Wilpattu is one of Sri Lanka's most serene national parks and what it may lack in big game it can make up for in beauty. To enjoy birdwatching, it is important to relax into the silence and at Wilpattu you can do just that. Wetland species include the Whistling Teal, Spoonbill, White Ibis, Large White Egret and Cattle Egret. You can commonly see eagles, gulls, owls and terns as well as the Sri Lankan Jungle Fowl, Little Cormorant and Painted Stork. Your final night's stay leaves you a couple of hours away from the international airport.
Set on a quiet lakeside where sights and sounds of nature reign supreme, Villa Talangama is a luxurious Sri Lankan home meticulously laid out from its architecture and furnishings to the caring service of its staff. This villa is an ideal last stop on your holiday itinerary, an alternative to Colombo city. The airport is about 75 minutes drive.

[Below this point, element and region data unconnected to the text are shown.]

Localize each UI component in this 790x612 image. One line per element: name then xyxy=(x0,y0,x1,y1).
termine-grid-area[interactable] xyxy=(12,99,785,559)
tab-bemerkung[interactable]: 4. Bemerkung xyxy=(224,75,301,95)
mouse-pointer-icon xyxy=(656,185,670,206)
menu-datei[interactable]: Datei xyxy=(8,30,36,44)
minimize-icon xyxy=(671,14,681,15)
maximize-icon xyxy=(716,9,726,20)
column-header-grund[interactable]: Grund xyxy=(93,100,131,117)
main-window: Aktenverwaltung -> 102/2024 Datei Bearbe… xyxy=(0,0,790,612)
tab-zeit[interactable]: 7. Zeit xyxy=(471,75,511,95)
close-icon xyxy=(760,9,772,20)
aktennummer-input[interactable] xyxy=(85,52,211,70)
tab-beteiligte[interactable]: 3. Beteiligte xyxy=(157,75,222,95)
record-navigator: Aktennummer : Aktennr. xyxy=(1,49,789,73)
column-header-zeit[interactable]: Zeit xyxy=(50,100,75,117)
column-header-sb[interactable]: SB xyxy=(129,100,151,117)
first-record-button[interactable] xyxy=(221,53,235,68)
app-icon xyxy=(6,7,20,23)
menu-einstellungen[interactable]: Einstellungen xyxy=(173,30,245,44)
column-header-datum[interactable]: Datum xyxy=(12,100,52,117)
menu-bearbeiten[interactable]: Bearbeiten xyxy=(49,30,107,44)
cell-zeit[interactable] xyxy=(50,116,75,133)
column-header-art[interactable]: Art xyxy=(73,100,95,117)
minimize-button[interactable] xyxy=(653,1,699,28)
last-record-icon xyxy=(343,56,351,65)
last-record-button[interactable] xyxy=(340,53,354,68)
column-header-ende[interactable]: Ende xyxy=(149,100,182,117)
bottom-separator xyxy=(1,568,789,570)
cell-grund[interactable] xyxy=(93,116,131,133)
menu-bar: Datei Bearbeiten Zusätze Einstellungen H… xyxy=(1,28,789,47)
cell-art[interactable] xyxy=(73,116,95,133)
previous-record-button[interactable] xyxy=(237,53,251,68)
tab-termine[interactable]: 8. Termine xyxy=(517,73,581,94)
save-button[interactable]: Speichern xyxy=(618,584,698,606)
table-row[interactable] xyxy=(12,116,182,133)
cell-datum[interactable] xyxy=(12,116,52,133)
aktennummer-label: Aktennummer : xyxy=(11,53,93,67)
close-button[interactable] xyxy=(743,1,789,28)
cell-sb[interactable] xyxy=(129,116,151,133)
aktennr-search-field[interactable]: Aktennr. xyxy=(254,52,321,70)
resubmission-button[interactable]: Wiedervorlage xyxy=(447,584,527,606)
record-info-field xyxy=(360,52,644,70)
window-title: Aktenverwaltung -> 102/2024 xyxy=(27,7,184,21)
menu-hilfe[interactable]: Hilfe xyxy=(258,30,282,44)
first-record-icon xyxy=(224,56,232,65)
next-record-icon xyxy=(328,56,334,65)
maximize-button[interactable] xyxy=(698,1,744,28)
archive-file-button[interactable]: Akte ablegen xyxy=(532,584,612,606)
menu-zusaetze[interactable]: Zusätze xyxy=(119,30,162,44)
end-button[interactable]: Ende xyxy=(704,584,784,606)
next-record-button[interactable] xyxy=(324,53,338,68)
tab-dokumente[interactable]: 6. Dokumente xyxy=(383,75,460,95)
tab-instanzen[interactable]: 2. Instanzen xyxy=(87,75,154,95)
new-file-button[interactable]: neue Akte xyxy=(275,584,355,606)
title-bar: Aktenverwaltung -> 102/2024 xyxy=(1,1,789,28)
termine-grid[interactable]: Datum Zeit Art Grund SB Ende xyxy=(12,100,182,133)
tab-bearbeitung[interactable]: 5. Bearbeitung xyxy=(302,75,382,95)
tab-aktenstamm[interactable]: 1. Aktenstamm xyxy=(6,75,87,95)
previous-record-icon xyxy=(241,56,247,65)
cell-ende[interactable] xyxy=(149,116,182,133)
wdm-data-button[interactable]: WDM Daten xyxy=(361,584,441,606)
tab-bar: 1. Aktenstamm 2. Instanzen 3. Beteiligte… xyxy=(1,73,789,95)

Rainforest Edge, perched above the rolling hills of Waddagala, offers one of the most restful panoramas in Sri Lanka. From this appealing eco and ayurveda property, you can gaze upon rolling tea plantations, studded with tea bungalows and factories. Rustic style in harmony with nature is the essence of its appeal, an isolated, pollution-free environment without discomfort.
The Safari occupies a scenic position on the banks of the ancient Tissa Wewa. Previously known as Tissamaharama Resort, this four-star hotel with 50 rooms underwent a complete refurbishment. Located minutes from Tissamaharama town, this is a convenient base from which to explore Kataragama, Bundala and Yala.
Hideaway is a homely guesthouse with comfortable cottages and some a/c rooms situated on a six-acre estate which attracts plenty of birds and even the occasional monkey. Although Hideaway doesn’t have direct access to the beach, a five minute stroll takes you to one of the main surf points in Arugam Bay.
St Andrew's Hotel is perched above Nuwara Eliya town centre adjoining the picturesque golf course. This stately Tudor-style colonial mansion has a stern exterior, but inside is a world of open fires and candlelit dinners.
Amaya Lake is a simple hotel of four-star standard, which enjoys a peaceful and beautiful setting by the banks of Kandalama lake, in Sri Lanka’s cultural triangle. An excellent eco hotel, which retains a personal feel and offers low-level cabanas in tranquil woodland.
Palmyrah House is a 14-bedroom boutique hotel on Mannar Island in the north west of Sri Lanka. This remote region is popular for birdwatching during the season from October to March when migrant birds in their thousands line the lagoons and water holes.
Bethany 101 is a 170-year-old Moorish villa facing the tranquil Puttalam Lagoon in the North West. This refurbished boutique villa has six bedrooms and is centrally placed to enjoy the natural splendor of the Kalpitiya peninsula as well as Wilpattu game park.